Alla vigilia della cerimonia di apertura dei Giochi Olimpici Invernali di Milano Cortina 2026, WePlan pubblica il secondo volume della propria Knowledge Paper Series, accendendo i riflettori su una fase spesso poco raccontata ma strategica per l’esito di un mega-evento: il periodo che segue l’assegnazione e precede l’avvio operativo dell’organizzazione.
Il nuovo studio, curato dalla società di consulenza WePlan, specializzata in candidature, pianificazione e strategie di legacy per grandi eventi internazionali, è dedicato alla transizione e alla pianificazione iniziale. Una finestra temporale che, secondo l’analisi, incide in modo determinante sulla capacità di rispettare tempi, budget e obiettivi di lungo periodo.
Il paper, intitolato “Transition and Early Planning – Structuring delivery after the award”, esamina il momento in cui vengono definiti assetti di governance, modelli organizzativi e strumenti di pianificazione. Decisioni che, se assunte in modo frammentato o tardivo, possono generare criticità strutturali difficili da correggere nelle fasi successive. Al contrario, una progettazione solida nella fase iniziale consente di ridurre i rischi e migliorare il controllo su eventi ad alta complessità.
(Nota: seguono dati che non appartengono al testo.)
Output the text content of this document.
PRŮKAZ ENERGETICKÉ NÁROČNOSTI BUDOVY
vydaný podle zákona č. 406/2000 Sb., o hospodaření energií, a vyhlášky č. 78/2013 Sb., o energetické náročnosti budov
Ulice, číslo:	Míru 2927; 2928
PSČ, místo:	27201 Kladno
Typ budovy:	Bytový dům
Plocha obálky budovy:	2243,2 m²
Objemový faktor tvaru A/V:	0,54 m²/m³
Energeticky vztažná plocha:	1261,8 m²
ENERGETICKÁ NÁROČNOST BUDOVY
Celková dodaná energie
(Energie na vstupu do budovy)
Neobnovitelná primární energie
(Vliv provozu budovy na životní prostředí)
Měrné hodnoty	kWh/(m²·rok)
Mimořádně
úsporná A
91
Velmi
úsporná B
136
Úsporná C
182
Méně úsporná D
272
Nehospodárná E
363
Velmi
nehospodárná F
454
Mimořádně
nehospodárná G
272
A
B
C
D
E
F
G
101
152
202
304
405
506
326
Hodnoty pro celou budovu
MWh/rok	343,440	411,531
L’analisi si basa su esperienze dirette maturate in contesti internazionali come Milano Cortina 2026, Expo Riyadh 2030, Expo Dubai 2020 e la Ryder Cup 2023. Il documento mette a confronto diversi modelli di transizione, evidenziando come le scelte varino in funzione del sistema dell’evento e del ruolo assunto dal soggetto titolare dei diritti. Particolare attenzione è riservata al confronto tra il modello Expo, il contesto olimpico e altri grandi eventi caratterizzati da assetti di governance differenti, nei quali il rights holder mantiene un ruolo operativo diretto.
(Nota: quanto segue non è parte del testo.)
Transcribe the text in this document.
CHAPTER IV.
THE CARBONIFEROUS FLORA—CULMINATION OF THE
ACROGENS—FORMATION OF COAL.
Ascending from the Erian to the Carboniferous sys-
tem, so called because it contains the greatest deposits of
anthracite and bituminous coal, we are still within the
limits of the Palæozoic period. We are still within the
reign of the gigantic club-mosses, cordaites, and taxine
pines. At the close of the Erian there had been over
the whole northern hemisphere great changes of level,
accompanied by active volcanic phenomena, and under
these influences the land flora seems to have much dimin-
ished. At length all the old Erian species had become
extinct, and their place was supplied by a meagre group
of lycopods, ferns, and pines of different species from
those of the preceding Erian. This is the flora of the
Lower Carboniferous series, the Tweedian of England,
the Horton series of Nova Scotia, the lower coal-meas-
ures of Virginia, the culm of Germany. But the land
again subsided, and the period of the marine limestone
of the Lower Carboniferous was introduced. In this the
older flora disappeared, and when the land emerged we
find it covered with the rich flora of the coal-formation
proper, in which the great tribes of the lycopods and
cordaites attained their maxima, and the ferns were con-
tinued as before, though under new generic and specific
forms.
«Molte delle difficoltà o dei successi di un grande evento non nascono durante l’evento stesso, ma nei mesi immediatamente successivi all’assegnazione», sottolinea Roberto Daneo, co-fondatore di WePlan, richiamando l’importanza di una fase spesso sottovalutata nel dibattito pubblico.
Sulla stessa linea Giorgio Re, co-fondatore della società, secondo cui «transizione e pianificazione iniziale rappresentano momenti di vera progettazione istituzionale e organizzativa. Comprenderli significa ridurre i rischi e aumentare la capacità di governo di eventi complessi».
Il Knowledge Paper si propone così come uno strumento di lavoro per istituzioni, organizzatori e stakeholder coinvolti nei grandi eventi, offrendo una lettura strutturata di una fase chiave che, pur restando dietro le quinte, contribuisce in modo decisivo alla riuscita e alla legacy di un appuntamento globale.